Haynes Lab:Notebook/Jan/2016/02/16: Difference between revisions

Thawing Chromatin Sensor Cell Lines

• Thawed cell lines 4-5, 4-7, 4-9, and 6-4 using the following protocol:

1. Pre-warm the growth medium and 100% FBS (NOT the frozen vial of cells) to 37°C in the bead bath.
2. After reagents are warmed, spray bottles down with 70% ethanol and prepare the biosafety hood as for routine work. Do all work in the biosafety hood.
3. Transfer 5 mL of 100% FBS into a 15 mL conical tube (one per frozen cell vial).
4. Retrieve the frozen cell vial from the -150°C freezer.
5. Quick-thaw the frozen vial in the 37°C bead bath just until the last of the ice in the tube is thawed. Do this for no more than 2 minutes.
6. Use a 5 mL pipette to transfer the 1 mL of thawed cells into the 5 mL of FBS. Do not mix by pipetting.
7. Spin the cells + FBS at room temperature at 1000 rpm for 3 minutes.
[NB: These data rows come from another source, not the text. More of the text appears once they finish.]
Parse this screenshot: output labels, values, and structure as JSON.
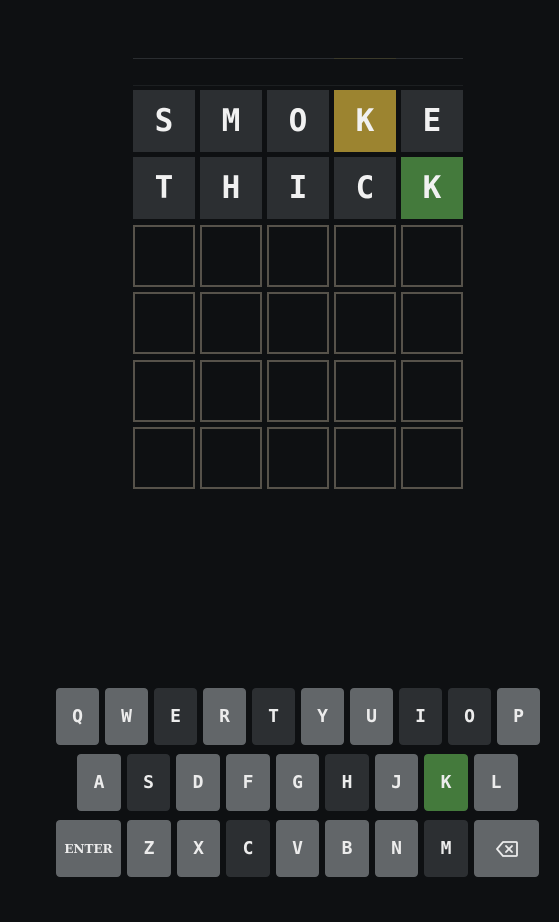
{
  "board": {
    "rows": [
      [
        {
          "letter": "S",
          "state": "absent"
        },
        {
          "letter": "M",
          "state": "absent"
        },
        {
          "letter": "O",
          "state": "absent"
        },
        {
          "letter": "K",
          "state": "present"
        },
        {
          "letter": "E",
          "state": "absent"
        }
      ],
      [
        {
          "letter": "T",
          "state": "absent"
        },
        {
          "letter": "H",
          "state": "absent"
        },
        {
          "letter": "I",
          "state": "absent"
        },
        {
          "letter": "C",
          "state": "absent"
        },
        {
          "letter": "K",
          "state": "correct"
        }
      ],
      [
        {
          "letter": "",
          "state": "empty"
        },
        {
          "letter": "",
          "state": "empty"
        },
        {
          "letter": "",
          "state": "empty"
        },
        {
          "letter": "",
          "state": "empty"
        },
        {
          "letter": "",
          "state": "empty"
        }
      ],
      [
        {
          "letter": "",
          "state": "empty"
        },
        {
          "letter": "",
          "state": "empty"
        },
        {
          "letter": "",
          "state": "empty"
        },
        {
          "letter": "",
          "state": "empty"
        },
        {
          "letter": "",
          "state": "empty"
        }
      ],
      [
        {
          "letter": "",
          "state": "empty"
        },
        {
          "letter": "",
          "state": "empty"
        },
        {
          "letter": "",
          "state": "empty"
        },
        {
          "letter": "",
          "state": "empty"
        },
        {
          "letter": "",
          "state": "empty"
        }
      ],
      [
        {
          "letter": "",
          "state": "empty"
        },
        {
          "letter": "",
          "state": "empty"
        },
        {
          "letter": "",
          "state": "empty"
        },
        {
          "letter": "",
          "state": "empty"
        },
        {
          "letter": "",
          "state": "empty"
        }
      ]
    ]
  },
  "keyboard": {
    "row1": [
      {
        "label": "Q",
        "state": "unused"
      },
      {
        "label": "W",
        "state": "unused"
      },
      {
        "label": "E",
        "state": "absent"
      },
      {
        "label": "R",
        "state": "unused"
      },
      {
        "label": "T",
        "state": "absent"
      },
      {
        "label": "Y",
        "state": "unused"
      },
      {
        "label": "U",
        "state": "unused"
      },
      {
        "label": "I",
        "state": "absent"
      },
      {
        "label": "O",
        "state": "absent"
      },
      {
        "label": "P",
        "state": "unused"
      }
    ],
    "row2": [
      {
        "label": "A",
        "state": "unused"
      },
      {
        "label": "S",
        "state": "absent"
      },
      {
        "label": "D",
        "state": "unused"
      },
      {
        "label": "F",
        "state": "unused"
      },
      {
        "label": "G",
        "state": "unused"
      },
      {
        "label": "H",
        "state": "absent"
      },
      {
        "label": "J",
        "state": "unused"
      },
      {
        "label": "K",
        "state": "correct"
      },
      {
        "label": "L",
        "state": "unused"
      }
    ],
    "row3": [
      {
        "label": "ENTER",
        "state": "unused"
      },
      {
        "label": "Z",
        "state": "unused"
      },
      {
        "label": "X",
        "state": "unused"
      },
      {
        "label": "C",
        "state": "absent"
      },
      {
        "label": "V",
        "state": "unused"
      },
      {
        "label": "B",
        "state": "unused"
      },
      {
        "label": "N",
        "state": "unused"
      },
      {
        "label": "M",
        "state": "absent"
      },
      {
        "label": "backspace-icon",
        "state": "unused"
      }
    ]
  },
  "colors": {
    "background": "#0e1012",
    "absent": "#2c2f32",
    "present": "#9c8430",
    "correct": "#447a3c",
    "key_unused": "#626669",
    "empty_border": "#56524a"
  }
}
If you have just one tube, use a counter balance of equal volume (6 mL water).
8. Get a new T-25 flask and label it with the label it with the cell line name, your initials, the date, "thawed" to indicate that this is a new culture.
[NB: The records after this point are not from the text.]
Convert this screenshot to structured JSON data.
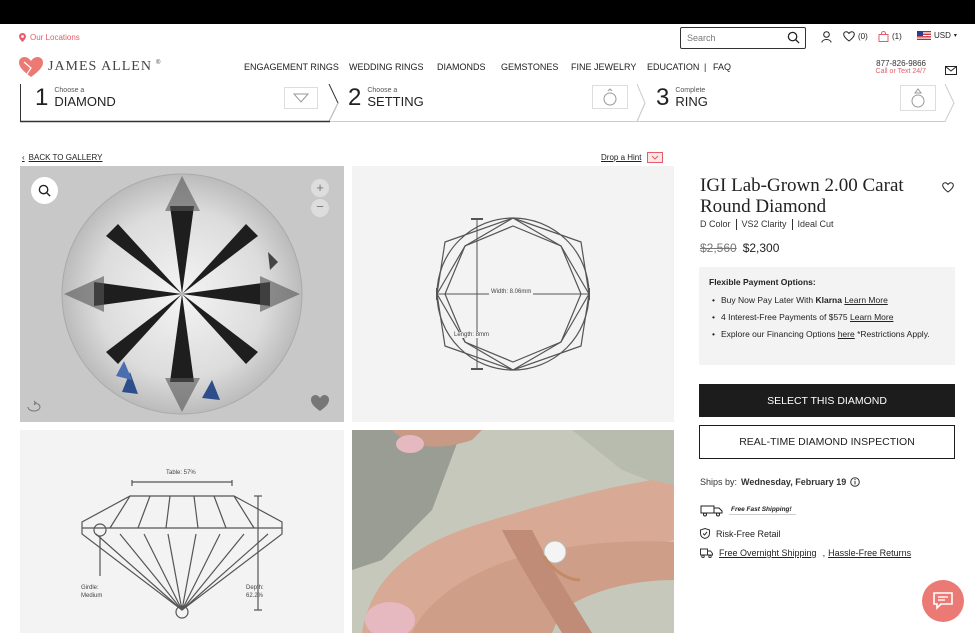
{
  "header": {
    "locations_link": "Our Locations",
    "brand": "JAMES ALLEN",
    "search_placeholder": "Search",
    "wishlist_count": "(0)",
    "cart_count": "(1)",
    "currency": "USD",
    "phone": "877-826-9866",
    "phone_sub": "Call or Text 24/7",
    "nav": [
      "ENGAGEMENT RINGS",
      "WEDDING RINGS",
      "DIAMONDS",
      "GEMSTONES",
      "FINE JEWELRY",
      "EDUCATION",
      "|",
      "FAQ"
    ]
  },
  "steps": [
    {
      "num": "1",
      "small": "Choose a",
      "label": "DIAMOND"
    },
    {
      "num": "2",
      "small": "Choose a",
      "label": "SETTING"
    },
    {
      "num": "3",
      "small": "Complete",
      "label": "RING"
    }
  ],
  "gallery": {
    "back_link": "BACK TO GALLERY",
    "drop_hint": "Drop a Hint",
    "width_label": "Width: 8.06mm",
    "length_label": "Length: 8mm",
    "table_label": "Table: 57%",
    "girdle_label": "Girdle:",
    "girdle_value": "Medium",
    "depth_label": "Depth:",
    "depth_value": "62.2%"
  },
  "product": {
    "title": "IGI Lab-Grown 2.00 Carat Round Diamond",
    "color": "D Color",
    "clarity": "VS2 Clarity",
    "cut": "Ideal Cut",
    "old_price": "$2,560",
    "price": "$2,300",
    "payment_heading": "Flexible Payment Options:",
    "pay1_text": "Buy Now Pay Later With ",
    "pay1_brand": "Klarna",
    "pay1_link": "Learn More",
    "pay2_text": "4 Interest-Free Payments of $575 ",
    "pay2_link": "Learn More",
    "pay3_text": "Explore our Financing Options ",
    "pay3_link": "here",
    "pay3_tail": " *Restrictions Apply.",
    "select_button": "SELECT THIS DIAMOND",
    "inspection_button": "REAL-TIME DIAMOND INSPECTION",
    "ships_label": "Ships by: ",
    "ships_date": "Wednesday, February 19",
    "fast_shipping": "Free Fast Shipping!",
    "risk_free": "Risk-Free Retail",
    "overnight": "Free Overnight Shipping",
    "returns": "Hassle-Free Returns"
  },
  "colors": {
    "accent": "#e35d6a",
    "dark": "#1c1c1c",
    "panel": "#f3f3f3",
    "chat": "#ec7a74"
  }
}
9. After the cells have pelleted, bring them back to the biosafety cabinet and aspirate off the FBS, but leave about 100 uL of FBS covering the pellet.
10. Flick the tube to gently resupend the pellet in the ~100 uL FBS.
11. Stand the t-25 flask up and remove the cap.
12. Add 4 mL of growth medium to the cells. Mix by gently pipetting up and down (about 3 times).
13. Transfer the cells + medium into the T-25 flask.
14. Lay the flask flat and push it back-and-forth and side-to-side to spread the cells evenly. Do not swirl it in a circular motion.
15. Place the flask into the 37°C incubator. The cells should adhere to the growth surface overnight.
16. Discard all plastics, etc. that have come into contact with growth medium and cells as biohazard waste.